AWO Submits Comments On VIDA Rulemaking
The American Waterways Operators submitted a 17-page comment letter November 24 to the U.S. Environmental Protection Agency with suggestions to improve its proposed rule establishing performance standards for incidental vessel discharges under the Vessel Incidental Discharge Act (VIDA).
This rulemaking is the first step in the two-part VIDA implementation process; the second step will be a Coast Guard rulemaking to establish corresponding implementation and enforcement requirements. The AWO invited members developing their own substantive comment letters to borrow from it if they wished; the submission deadline was November 25.

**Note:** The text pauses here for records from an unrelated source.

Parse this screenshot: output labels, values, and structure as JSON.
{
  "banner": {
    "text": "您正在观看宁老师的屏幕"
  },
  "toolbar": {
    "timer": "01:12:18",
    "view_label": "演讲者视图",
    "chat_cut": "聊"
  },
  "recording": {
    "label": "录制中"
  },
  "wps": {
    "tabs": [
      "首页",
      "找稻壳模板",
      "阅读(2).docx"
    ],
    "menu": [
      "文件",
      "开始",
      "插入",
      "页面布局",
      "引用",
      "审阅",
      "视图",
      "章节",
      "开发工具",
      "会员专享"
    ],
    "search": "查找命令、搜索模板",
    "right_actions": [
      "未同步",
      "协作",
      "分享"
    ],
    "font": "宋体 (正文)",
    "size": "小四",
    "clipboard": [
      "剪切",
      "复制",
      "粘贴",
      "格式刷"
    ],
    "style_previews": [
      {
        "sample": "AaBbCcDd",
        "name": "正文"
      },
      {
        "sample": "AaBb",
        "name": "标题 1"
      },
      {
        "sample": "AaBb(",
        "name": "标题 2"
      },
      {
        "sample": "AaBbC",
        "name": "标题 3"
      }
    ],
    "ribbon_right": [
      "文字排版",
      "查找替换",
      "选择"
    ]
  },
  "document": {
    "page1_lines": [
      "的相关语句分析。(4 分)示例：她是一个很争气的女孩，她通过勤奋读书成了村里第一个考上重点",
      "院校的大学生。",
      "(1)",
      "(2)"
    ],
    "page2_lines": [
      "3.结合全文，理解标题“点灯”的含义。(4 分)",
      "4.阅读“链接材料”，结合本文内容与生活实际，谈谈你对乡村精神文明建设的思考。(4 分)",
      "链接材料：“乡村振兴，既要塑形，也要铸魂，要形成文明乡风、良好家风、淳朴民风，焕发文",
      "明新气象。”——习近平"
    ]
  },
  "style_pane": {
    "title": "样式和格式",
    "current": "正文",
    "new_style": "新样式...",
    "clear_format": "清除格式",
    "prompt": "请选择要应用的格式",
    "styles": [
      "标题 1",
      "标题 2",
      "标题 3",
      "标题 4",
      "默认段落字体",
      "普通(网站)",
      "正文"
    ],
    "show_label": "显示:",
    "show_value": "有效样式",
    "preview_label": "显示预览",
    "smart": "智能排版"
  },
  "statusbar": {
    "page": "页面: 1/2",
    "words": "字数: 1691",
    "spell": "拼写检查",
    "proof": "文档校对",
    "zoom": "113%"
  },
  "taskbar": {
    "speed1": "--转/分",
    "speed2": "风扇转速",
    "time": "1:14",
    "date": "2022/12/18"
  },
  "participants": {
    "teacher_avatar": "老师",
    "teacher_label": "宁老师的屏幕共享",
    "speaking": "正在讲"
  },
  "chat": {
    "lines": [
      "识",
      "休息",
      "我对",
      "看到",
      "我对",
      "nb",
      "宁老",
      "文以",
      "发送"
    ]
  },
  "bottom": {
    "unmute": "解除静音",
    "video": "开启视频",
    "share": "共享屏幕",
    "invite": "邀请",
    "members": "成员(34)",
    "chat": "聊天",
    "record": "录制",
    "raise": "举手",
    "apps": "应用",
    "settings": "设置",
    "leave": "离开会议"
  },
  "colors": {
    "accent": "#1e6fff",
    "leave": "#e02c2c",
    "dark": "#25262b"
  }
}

When their final version takes effect, the VIDA regulations will supersede all other existing federal and state discharge regulations previously enforced under the Vessel General Permit. The AWO asked that additional language be added making clear that no state, county or multi-state agency could pass or enact any future discharge laws or regulations meant to supplement or add to VIDA, which is supposed to be a single national standard.
The letter raised concerns about proposed exemptions for unmanned, unpowered barges. It also suggested that that the Coast Guard, when making its rules, reduce record-keeping and reporting requirements that add to cost and burden while doing little or nothing to reduce environmental hazards.
The AWO requested clarity in the use of a phrase “incompatible materials”; the verbiage in question prohibited the mixing of “incompatible materials” or “incompatible wastes,” but it didn’t define those terms.
The AWO also asked that proposed language suggesting that cargoes be covered with a tarp be altered to acknowledge that many hopper barges do not have covers or do not cover cargoes with tarps, and that requiring tarp coverings may in many cases be unsafe. They requested language leaving that to the discretion of the vessel operator.
The full letter is available on AWO’s website.